I have dozens if not hundreds of half finished articles and snippets of ideas in the haunted house that is my Google Docs. Walking the house around midnight, with the lights turned off course, I stumbled upon one ghost that has been haunting me since 2012. It is time to perform the ritual of exorcism by just publishing something.
Harper Reed and Dylan Richard headed up the effort. Around that time they were getting a lot of press. One of the things that interested me was how they held Gameday test events, where they would simulate failure modes in their testing environments. Google calls these DiRT (Disaster Recovery Testing event) exercises.
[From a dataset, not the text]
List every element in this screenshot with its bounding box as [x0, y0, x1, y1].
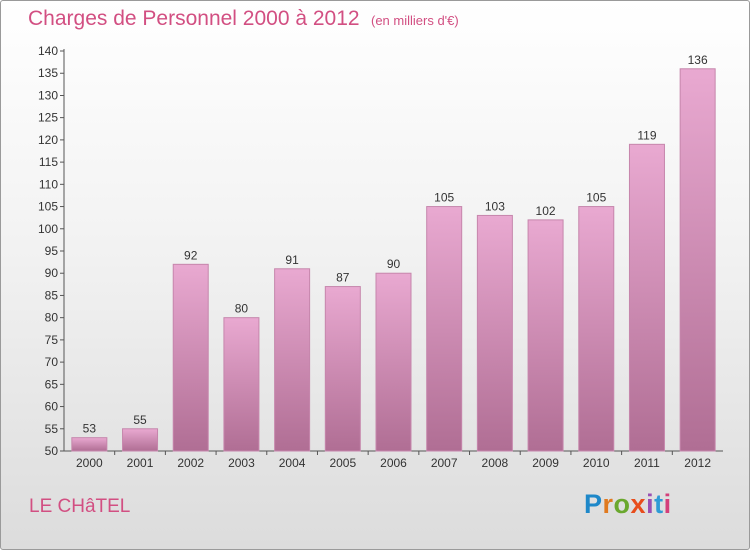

So I asked Harper and Dylan what these exercises actually were and they were kind enough to reply. And I apparently forgot all about it. My apologies. Better late than never? Yah, let's go with that.
Here are some of the failure testing scenarios carried out by the Obama for America team:
- Flush memcache
- Kill memcache (null route on instances)
- Kill replicants (we used security groups to deny access)
- Kill master
- Kill the backing API (we had a heavy SOA)
- Put API in read-only (killing master should accomplish this - but this tests client apps explicitly)
- Kill SQS (we used it heavily, particularly for decoupled systems and fall backs)
- Emulate an EBS failure (kill all DBs [we used RDS], kill all EBS backed instances)
- Emulate full east coast failure (we had a 2 stage failover plan to the west coast - fail to a read only mode which we could do easily, and fail over permanently which would only happen in the case of extended east coast AWS unavailability)
- Emulate human error (claim to have done something [scale up, restart a DB, flush the cache, bounce the wsgi proc, etc] but don't actually do it)
Now there's one less ghost haunting the halls.